Selective Demonstrations for Cross-domain Text-to-SQL
This work addresses the challenge of enhancing large language models for text-to-SQL tasks in new domains without costly annotations, offering a practical solution for database query generation.
The paper tackles the problem of improving cross-domain text-to-SQL performance without in-domain annotations by proposing ODIS, a demonstration selection framework that uses out-of-domain and synthetic in-domain examples, resulting in execution accuracy improvements of 1.1 and 11.8 points on two datasets.
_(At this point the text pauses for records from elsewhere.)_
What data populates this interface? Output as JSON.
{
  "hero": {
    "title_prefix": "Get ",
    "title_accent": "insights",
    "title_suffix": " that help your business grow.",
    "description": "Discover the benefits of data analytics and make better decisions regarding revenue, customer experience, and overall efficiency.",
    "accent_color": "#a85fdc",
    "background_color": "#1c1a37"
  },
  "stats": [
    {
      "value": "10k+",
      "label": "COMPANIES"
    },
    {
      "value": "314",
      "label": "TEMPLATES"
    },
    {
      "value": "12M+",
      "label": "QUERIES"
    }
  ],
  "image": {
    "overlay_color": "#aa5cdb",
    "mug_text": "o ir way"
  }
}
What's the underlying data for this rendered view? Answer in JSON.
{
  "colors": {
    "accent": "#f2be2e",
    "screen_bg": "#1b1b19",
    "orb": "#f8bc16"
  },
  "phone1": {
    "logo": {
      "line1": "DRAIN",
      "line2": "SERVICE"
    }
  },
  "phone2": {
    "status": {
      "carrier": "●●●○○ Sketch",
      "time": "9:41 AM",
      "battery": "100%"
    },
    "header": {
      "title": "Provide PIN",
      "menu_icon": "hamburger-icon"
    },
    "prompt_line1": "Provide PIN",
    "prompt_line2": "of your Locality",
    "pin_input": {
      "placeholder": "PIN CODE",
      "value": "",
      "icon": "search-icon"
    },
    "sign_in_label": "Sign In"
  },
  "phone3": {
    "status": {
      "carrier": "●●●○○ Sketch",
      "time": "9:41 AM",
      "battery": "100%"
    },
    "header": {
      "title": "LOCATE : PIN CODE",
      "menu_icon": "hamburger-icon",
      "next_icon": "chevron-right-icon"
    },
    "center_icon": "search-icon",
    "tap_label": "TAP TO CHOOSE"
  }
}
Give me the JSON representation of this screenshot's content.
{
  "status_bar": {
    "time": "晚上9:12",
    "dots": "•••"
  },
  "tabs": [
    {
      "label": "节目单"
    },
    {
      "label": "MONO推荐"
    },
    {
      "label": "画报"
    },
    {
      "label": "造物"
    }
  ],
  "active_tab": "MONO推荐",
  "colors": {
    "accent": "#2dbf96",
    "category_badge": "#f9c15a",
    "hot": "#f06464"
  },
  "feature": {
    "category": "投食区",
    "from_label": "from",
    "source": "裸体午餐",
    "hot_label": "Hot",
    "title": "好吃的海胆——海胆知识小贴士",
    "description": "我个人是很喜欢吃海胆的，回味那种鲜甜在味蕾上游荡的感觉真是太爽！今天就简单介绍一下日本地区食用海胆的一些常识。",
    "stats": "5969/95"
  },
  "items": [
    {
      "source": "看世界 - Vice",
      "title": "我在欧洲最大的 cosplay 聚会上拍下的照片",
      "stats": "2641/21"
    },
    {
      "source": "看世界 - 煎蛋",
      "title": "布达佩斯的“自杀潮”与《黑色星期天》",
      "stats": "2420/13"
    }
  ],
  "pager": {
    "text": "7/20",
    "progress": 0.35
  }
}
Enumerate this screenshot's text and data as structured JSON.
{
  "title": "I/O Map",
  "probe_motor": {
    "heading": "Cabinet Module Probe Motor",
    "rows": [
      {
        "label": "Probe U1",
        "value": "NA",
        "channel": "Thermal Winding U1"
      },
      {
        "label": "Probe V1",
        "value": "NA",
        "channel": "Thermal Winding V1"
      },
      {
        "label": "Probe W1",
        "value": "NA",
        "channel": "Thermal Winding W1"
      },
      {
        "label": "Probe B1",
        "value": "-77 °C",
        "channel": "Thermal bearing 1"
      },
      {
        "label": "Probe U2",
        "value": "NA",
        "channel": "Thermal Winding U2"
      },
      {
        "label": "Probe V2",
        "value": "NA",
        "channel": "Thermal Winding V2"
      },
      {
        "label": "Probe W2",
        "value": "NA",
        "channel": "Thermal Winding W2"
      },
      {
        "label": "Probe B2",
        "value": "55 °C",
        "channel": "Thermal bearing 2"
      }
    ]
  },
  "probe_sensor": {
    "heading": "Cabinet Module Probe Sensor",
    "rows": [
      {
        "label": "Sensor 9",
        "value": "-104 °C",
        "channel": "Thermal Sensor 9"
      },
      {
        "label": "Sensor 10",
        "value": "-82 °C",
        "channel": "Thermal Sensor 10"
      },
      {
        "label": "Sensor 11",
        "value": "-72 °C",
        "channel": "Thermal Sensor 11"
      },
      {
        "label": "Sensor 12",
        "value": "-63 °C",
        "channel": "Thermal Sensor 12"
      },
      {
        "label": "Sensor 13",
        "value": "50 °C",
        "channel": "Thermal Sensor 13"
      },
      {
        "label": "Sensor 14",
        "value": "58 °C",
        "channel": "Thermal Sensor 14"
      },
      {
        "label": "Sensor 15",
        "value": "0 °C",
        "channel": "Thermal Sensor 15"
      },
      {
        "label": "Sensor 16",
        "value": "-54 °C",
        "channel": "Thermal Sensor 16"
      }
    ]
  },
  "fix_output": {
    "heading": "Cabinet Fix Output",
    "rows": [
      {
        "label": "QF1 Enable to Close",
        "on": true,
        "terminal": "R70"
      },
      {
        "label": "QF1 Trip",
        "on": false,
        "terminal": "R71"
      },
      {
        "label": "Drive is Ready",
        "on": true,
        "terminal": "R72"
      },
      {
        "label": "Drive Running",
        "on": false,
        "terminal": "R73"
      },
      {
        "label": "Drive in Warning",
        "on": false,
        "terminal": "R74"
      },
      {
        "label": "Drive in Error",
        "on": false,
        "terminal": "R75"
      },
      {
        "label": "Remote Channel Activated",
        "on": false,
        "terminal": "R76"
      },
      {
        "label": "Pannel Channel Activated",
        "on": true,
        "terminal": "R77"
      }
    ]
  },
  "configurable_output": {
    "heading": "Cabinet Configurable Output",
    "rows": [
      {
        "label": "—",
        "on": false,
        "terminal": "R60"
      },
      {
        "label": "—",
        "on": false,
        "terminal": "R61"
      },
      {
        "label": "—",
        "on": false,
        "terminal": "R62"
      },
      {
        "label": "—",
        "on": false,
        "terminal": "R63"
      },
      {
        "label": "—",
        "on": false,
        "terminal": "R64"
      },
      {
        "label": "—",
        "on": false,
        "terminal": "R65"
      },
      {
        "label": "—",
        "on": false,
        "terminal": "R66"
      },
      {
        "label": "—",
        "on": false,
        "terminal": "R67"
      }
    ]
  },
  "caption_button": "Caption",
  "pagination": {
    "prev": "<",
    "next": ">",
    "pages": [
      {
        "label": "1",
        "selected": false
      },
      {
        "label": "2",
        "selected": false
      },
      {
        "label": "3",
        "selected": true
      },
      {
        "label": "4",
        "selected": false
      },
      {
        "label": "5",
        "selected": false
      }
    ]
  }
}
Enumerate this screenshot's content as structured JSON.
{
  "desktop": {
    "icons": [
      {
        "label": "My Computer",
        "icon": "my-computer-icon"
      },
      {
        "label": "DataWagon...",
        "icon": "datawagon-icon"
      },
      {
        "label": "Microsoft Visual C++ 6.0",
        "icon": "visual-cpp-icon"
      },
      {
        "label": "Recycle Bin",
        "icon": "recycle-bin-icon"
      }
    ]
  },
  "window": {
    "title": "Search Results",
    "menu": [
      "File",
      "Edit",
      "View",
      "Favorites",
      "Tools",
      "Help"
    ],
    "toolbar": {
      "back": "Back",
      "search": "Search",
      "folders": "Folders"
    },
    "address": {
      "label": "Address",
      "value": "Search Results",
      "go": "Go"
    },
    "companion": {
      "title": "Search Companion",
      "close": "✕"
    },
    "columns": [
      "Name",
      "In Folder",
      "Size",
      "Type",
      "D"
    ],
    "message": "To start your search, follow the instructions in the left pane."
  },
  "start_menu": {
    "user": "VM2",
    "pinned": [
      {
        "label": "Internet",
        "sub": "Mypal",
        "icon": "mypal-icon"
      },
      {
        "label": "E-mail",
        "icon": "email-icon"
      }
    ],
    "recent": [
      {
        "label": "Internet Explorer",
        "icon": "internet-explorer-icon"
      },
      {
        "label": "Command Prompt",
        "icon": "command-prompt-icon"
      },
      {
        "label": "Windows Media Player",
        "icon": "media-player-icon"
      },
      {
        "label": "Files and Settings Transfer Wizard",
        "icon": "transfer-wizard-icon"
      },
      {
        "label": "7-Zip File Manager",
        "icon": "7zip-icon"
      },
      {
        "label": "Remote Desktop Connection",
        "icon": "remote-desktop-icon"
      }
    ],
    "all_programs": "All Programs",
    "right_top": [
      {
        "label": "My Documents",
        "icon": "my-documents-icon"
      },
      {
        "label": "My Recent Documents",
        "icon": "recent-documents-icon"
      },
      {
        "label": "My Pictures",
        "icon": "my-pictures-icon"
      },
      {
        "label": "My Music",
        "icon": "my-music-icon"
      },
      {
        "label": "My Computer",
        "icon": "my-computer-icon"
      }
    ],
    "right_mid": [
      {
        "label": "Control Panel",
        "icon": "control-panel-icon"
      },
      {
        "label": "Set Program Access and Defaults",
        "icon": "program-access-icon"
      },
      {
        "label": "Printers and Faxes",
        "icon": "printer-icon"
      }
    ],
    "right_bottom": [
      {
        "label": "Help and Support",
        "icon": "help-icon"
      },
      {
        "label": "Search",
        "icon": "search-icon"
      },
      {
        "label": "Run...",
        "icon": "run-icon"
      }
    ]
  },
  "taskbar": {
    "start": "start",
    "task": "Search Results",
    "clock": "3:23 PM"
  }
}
Large language models (LLMs) with in-context learning have demonstrated impressive generalization capabilities in the cross-domain text-to-SQL task, without the use of in-domain annotations. However, incorporating in-domain demonstration examples has been found to greatly enhance LLMs' performance. In this paper, we delve into the key factors within in-domain examples that contribute to the improvement and explore whether we can harness these benefits without relying on in-domain annotations. Based on our findings, we propose a demonstration selection framework ODIS which utilizes both out-of-domain examples and synthetically generated in-domain examples to construct demonstrations. By retrieving demonstrations from hybrid sources, ODIS leverages the advantages of both, showcasing its effectiveness compared to baseline methods that rely on a single data source. Furthermore, ODIS outperforms state-of-the-art approaches on two cross-domain text-to-SQL datasets, with improvements of 1.1 and 11.8 points in execution accuracy, respectively.